The specially marked Tin Can covers of the 1930s and 1940s became collector's items after an Englishman, Charles Ramsey, became the first and only white man to swim out with the mail. A German trader, Walter Quensell, cashed in on what had become a major tourist attraction with visiting cruise ships, by stamping all the mail and sending it on. There was great rivalry between the two men. Ramsay, who was an agent for Morris Hedstrom Ltd on the island, made 112 swims, many of them at night. Frequently, they lasted for hours in treacherous seas.

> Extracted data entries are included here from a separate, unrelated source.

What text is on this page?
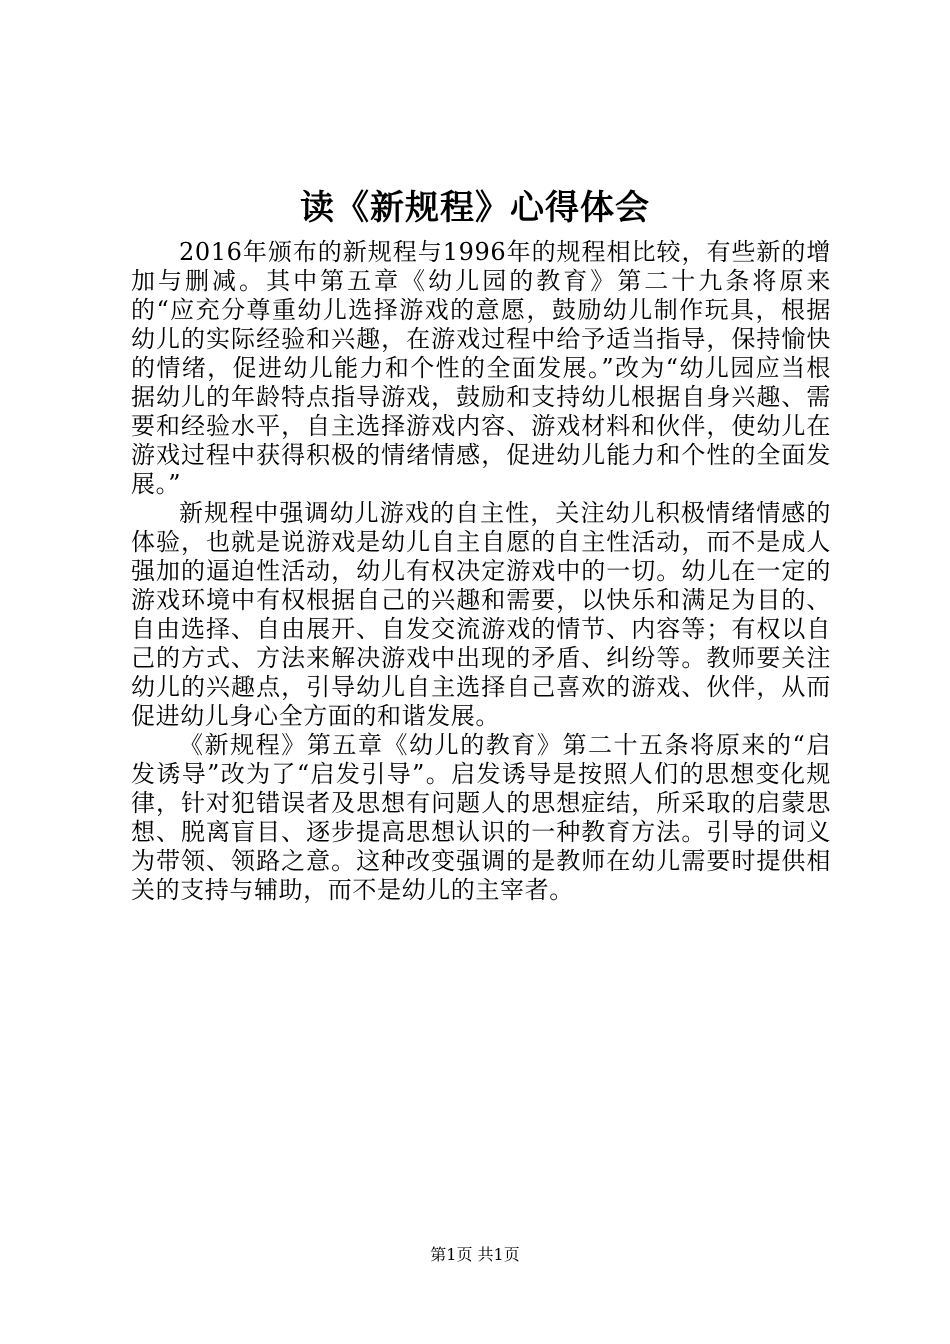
读《新规程》心得体会

2016年颁布的新规程与1996年的规程相比较，有些新的增加与删减。其中第五章《幼儿园的教育》第二十九条将原来的“应充分尊重幼儿选择游戏的意愿，鼓励幼儿制作玩具，根据幼儿的实际经验和兴趣，在游戏过程中给予适当指导，保持愉快的情绪，促进幼儿能力和个性的全面发展。”改为“幼儿园应当根据幼儿的年龄特点指导游戏，鼓励和支持幼儿根据自身兴趣、需要和经验水平，自主选择游戏内容、游戏材料和伙伴，使幼儿在游戏过程中获得积极的情绪情感，促进幼儿能力和个性的全面发展。”

新规程中强调幼儿游戏的自主性，关注幼儿积极情绪情感的体验，也就是说游戏是幼儿自主自愿的自主性活动，而不是成人强加的逼迫性活动，幼儿有权决定游戏中的一切。幼儿在一定的游戏环境中有权根据自己的兴趣和需要，以快乐和满足为目的、自由选择、自由展开、自发交流游戏的情节、内容等；有权以自己的方式、方法来解决游戏中出现的矛盾、纠纷等。教师要关注幼儿的兴趣点，引导幼儿自主选择自己喜欢的游戏、伙伴，从而促进幼儿身心全方面的和谐发展。

《新规程》第五章《幼儿的教育》第二十五条将原来的“启发诱导”改为了“启发引导”。启发诱导是按照人们的思想变化规律，针对犯错误者及思想有问题人的思想症结，所采取的启蒙思想、脱离盲目、逐步提高思想认识的一种教育方法。引导的词义为带领、领路之意。这种改变强调的是教师在幼儿需要时提供相关的支持与辅助，而不是幼儿的主宰者。

第1页 共1页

Ramsay started the practice in commercial innocence but Quensell, who was an agent for the rival trading company Burns Philp (South Seas) Pty Ltd was more shrewd. He set up a shed on the shore and cacheted the covers for the passengers on the cruise liners, in a totally unofficial but rather profitable operation. Ramsey, who had given romance and created world interest in the special mail service, was purposefully exploited by his commercial rival.

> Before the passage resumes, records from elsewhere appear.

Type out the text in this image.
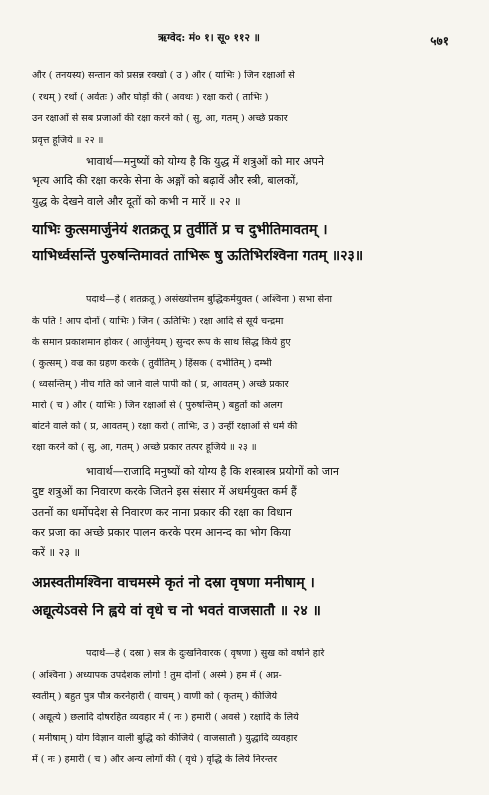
ऋग्वेद: मं० १। सू० ११२ ॥	५७१
और ( तनयस्य) सन्तान को प्रसन्न रक्खो ( उ ) और ( याभिः ) जिन रक्षाओं से
( रथम् ) रथों ( अर्वतः ) और घोड़ों की ( अवथः ) रक्षा करो ( ताभिः )
उन रक्षाओं से सब प्रजाओं की रक्षा करने को ( सु, आ, गतम् ) अच्छे प्रकार
प्रवृत्त हूजिये ॥ २२ ॥
भावार्थ—मनुष्यों को योग्य है कि युद्ध में शत्रुओं को मार अपने
भृत्य आदि की रक्षा करके सेना के अङ्गों को बढ़ावें और स्त्री, बालकों,
युद्ध के देखने वाले और दूतों को कभी न मारें ॥ २२ ॥
याभिः कुत्समार्जुनेयं शतक्रतू प्र तुर्वीतिं प्र च दुभीतिमावतम् ।
याभिर्ध्वसन्तिं पुरुषन्तिमावतं ताभिरू षु ऊतिभिरश्विना गतम् ॥२३॥
पदार्थ—हे ( शतक्रतू ) असंख्योत्तम बुद्धिकर्मयुक्त ( अश्विना ) सभा सेना
के पति ! आप दोनों ( याभिः ) जिन ( ऊतिभिः ) रक्षा आदि से सूर्य चन्द्रमा
के समान प्रकाशमान होकर ( आर्जुनेयम् ) सुन्दर रूप के साथ सिद्ध किये हुए
( कुत्सम् ) वज्र का ग्रहण करके ( तुर्वीतिम् ) हिंसक ( दभीतिम् ) दम्भी
( ध्वसन्तिम् ) नीच गति को जाने वाले पापी को ( प्र, आवतम् ) अच्छे प्रकार
मारो ( च ) और ( याभिः ) जिन रक्षाओं से ( पुरुषन्तिम् ) बहुतों को अलग
बांटने वाले को ( प्र, आवतम् ) रक्षा करो ( ताभिः, उ ) उन्हीं रक्षाओं से धर्म की
रक्षा करने को ( सु, आ, गतम् ) अच्छे प्रकार तत्पर हूजिये ॥ २३ ॥
भावार्थ—राजादि मनुष्यों को योग्य है कि शस्त्रास्त्र प्रयोगों को जान
दुष्ट शत्रुओं का निवारण करके जितने इस संसार में अधर्मयुक्त कर्म हैं
उतनों का धर्मोपदेश से निवारण कर नाना प्रकार की रक्षा का विधान
कर प्रजा का अच्छे प्रकार पालन करके परम आनन्द का भोग किया
करें ॥ २३ ॥
अप्नस्वतीमश्विना वाचमस्मे कृतं नो दस्रा वृषणा मनीषाम् ।
अद्यूत्येऽवसे नि ह्वये वां वृधे च नो भवतं वाजसातौ ॥ २४ ॥
पदार्थ—हे ( दस्रा ) सत्र के दुःखनिवारक ( वृषणा ) सुख को वर्षाने हारे
( अश्विना ) अध्यापक उपदेशक लोगो ! तुम दोनों ( अस्मे ) हम में ( अप्न-
स्वतीम् ) बहुत पुत्र पौत्र करनेहारी ( वाचम् ) वाणी को ( कृतम् ) कीजिये
( अद्यूत्ये ) छलादि दोषरहित व्यवहार में ( नः ) हमारी ( अवसे ) रक्षादि के लिये
( मनीषाम् ) योग विज्ञान वाली बुद्धि को कीजिये ( वाजसातौ ) युद्धादि व्यवहार
में ( नः ) हमारी ( च ) और अन्य लोगों की ( वृधे ) वृद्धि के लिये निरन्तर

Quensell never made the swim himself, but his sister-n-law, Pauline Hoeft, a champion swimmer in Australia became the only woman to make the swim, occasionally helping the Tongans.

==Self-adhesive stamps==
In 1963, Tonga issued the world's first self-adhesive stamps, an event which was celebrated by philatelists. The stamps were also circular in shape and printed on embossed gilt-foiled paper, thus matching the design of the coins being commemorated. Subsequent philatelic issues employed other off-beat designs – including stamps shaped like hearts, birds and fruit – and Tonga continued to issue self-adhesive stamps printed on paper. Although several of the stamps were too big for placement on conventional first-class mailing envelopes, Tonga's unusual postage stamps have become popular with philatelists around the world.

==Recent developments==
In April 2008, the Tongan government announced the Tongan Post Office would be corporatized. However, the Tongan Post Office was not included in the 2008 effort to privatize other agencies and departments run by the government.

==Niuafoʻou issues==
Tonga has issued stamps for Niuafoʻou since 1983.